What are stock options?

Many venture-backed startups incentivize employees by offering a portion of their compensation as equity. This allows employees to benefit from their contributions and share directly in the company’s growth. In early-stage companies, this equity compensation typically comes in the form of restricted stock or stock options.

For restricted stock, an employee must either pay for shares upfront or pay taxes on their value. As a company’s value increases, the upfront cost or tax on restricted stock can become prohibitive. At this point, companies often begin to grant stock options.

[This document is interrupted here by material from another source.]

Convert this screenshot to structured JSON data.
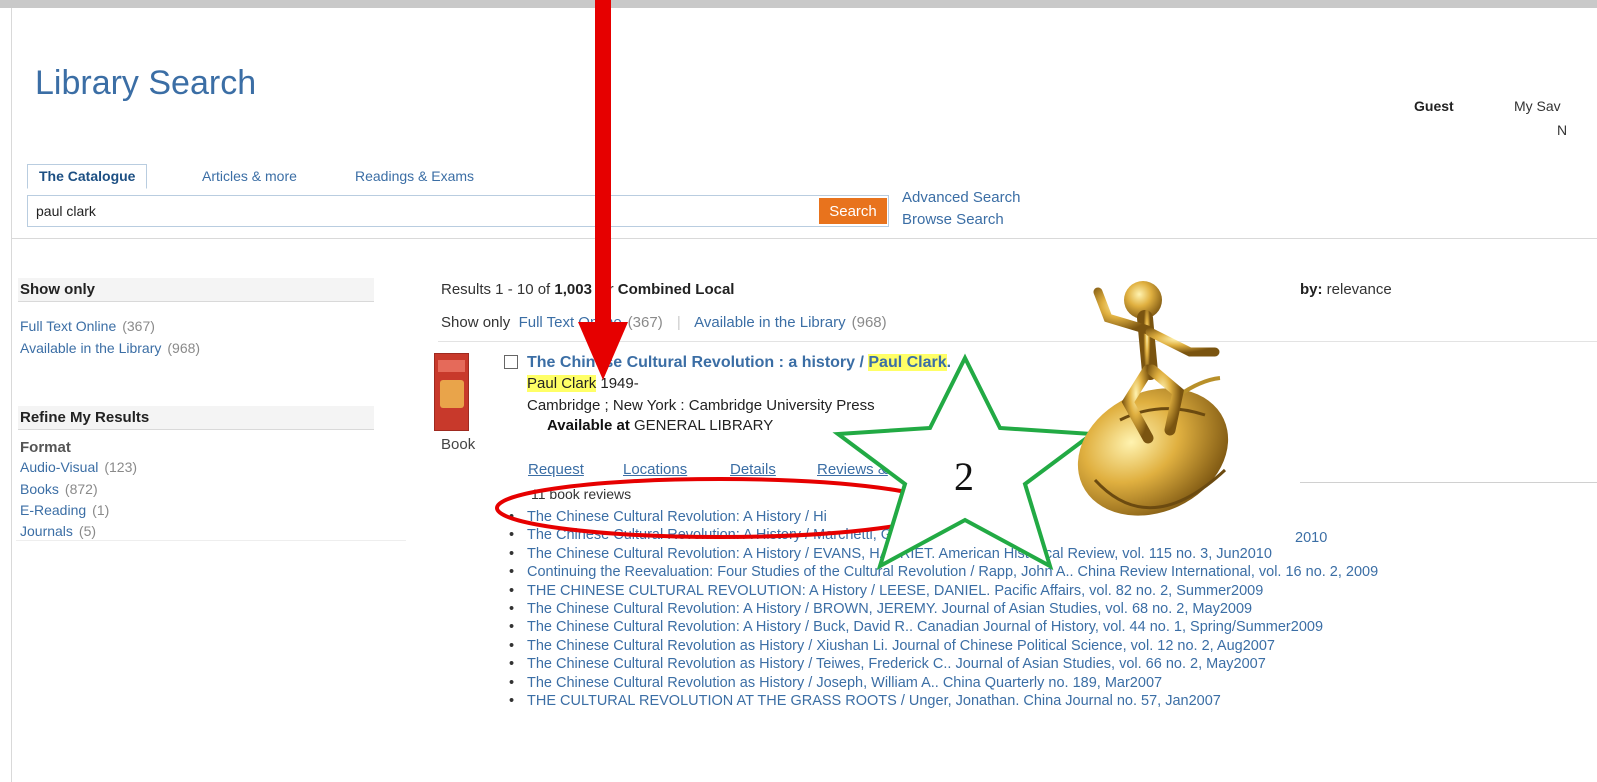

Stock options confer the right to buy company shares at a predetermined price, known as the exercise or strike price. They require no upfront cash, letting employees wait until the company’s future trajectory is clearer before purchasing shares. Stock options usually come with a vesting schedule, which means recipients must work for the company for a minimum period before they can exercise their options.

Under U.S. tax law, there are two types of stock options: Incentive Stock Options (ISOs) and Nonqualified Stock Options (NSOs), each with different tax consequences. ISOs can only be issued to company employees by law. Tax and securities laws largely determine the features, drawbacks, and standardization of stock options in venture-backed startups. Section 409A of the U.S. tax code generally requires that a stock option’s exercise price be set at the fair market value of the underlying stock when the option is granted. Nowadays, companies typically establish their stock’s fair market value through an independent third-party valuation firm. This provides a tax safe harbor against the mispricing of stock options and related U.S. tax penalties. Federal and state securities laws generally require stock options to be granted pursuant to an equity incentive plan and only to employees and non-entity consultants of the company.

Stock options can be a valuable tool for startups to attract and retain talent. However, due to complex corporate laws and intricate tax and securities regulations surrounding equity compensation in the U.S. and worldwide, companies considering stock options should work with knowledgeable attorneys and tax advisors to ensure the correct setup and administration of their equity incentive plans.